On Aug 7, 2008, at 12:23 PM, Charles Iliya Krempeaux wrote:

Hello,

On Thu, Aug 7, 2008 at 12:11 PM, Jonas Sicking <[EMAIL PROTECTED]> wrote:
Dave Singer wrote:
At 20:10  +1200 7/08/08, Chris Double wrote:
On Thu, Aug 7, 2008 at 6:20 PM, Ian Hickson <[EMAIL PROTECTED]> wrote:
 On Thu, 7 Aug 2008, Biju [EMAIL PROTECTED] wrote:

 On Thu, Aug 7, 2008 at 1:49 AM, Ian Hickson <[EMAIL PROTECTED]> wrote:
> playbackRate is the right way to do it, but maybe Firefox doesn't yet
 > support it.

So can I assume HTML5 spec also allow playbackRate to be negative value.
 ie to support go backward at various speed....

 Yes.

Would you expect the audio to be played backwards too?

I think that's extra credit and optional. As you say, even with audio coded in independent frames you have to flip the samples, which is a pain. For audio with forward dependencies, correct decoding means decoding forwards and then flipping whole chunks of timeline (though AAC doesn't suffer too badly if you don't do this, by the way).

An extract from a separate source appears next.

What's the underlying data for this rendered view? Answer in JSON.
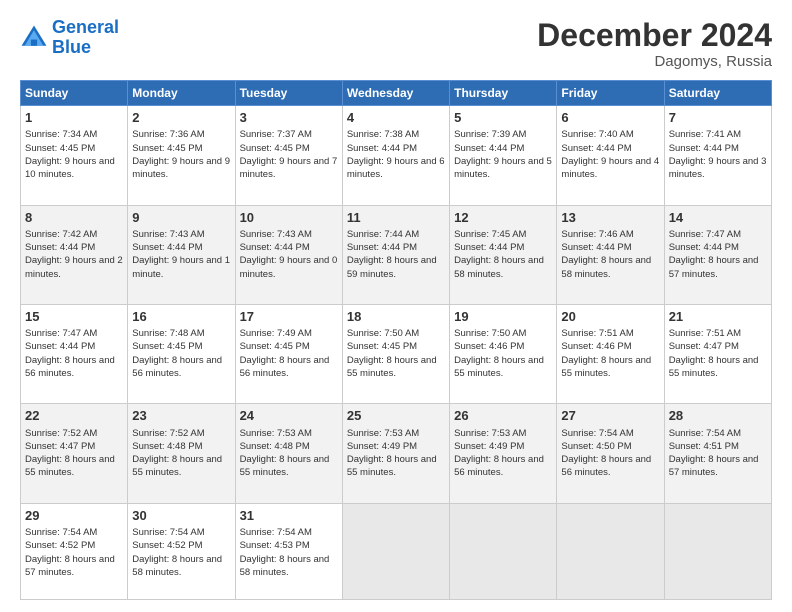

Honestly, this seems useless enough that the spec should just say that when playback is less than 0 sound should be turned off. I'd hate to see engineers working on this just because "the spec says it should work that way".

I don't think turning sound off is a good idea.

This feature would be used to implement "scrubing". Like what you see in Non-Linear Editors... for making movies, etc. (I.e., grabbing the "position handle" of the player, and moving it forwards and backwards through the video, and varying speeds, to find what you are looking for.)

In those types of applications, the audio is on. And it is important for usability, for the video editor to hear the sound.

But those applications are not naïvely playing the sound at the current playback rate; they are grabbing little snippets of audio samples from the current playhead position, and playing them at normal rate. I don't think the spec should go into this much detail about what happens to audio when rate != 1.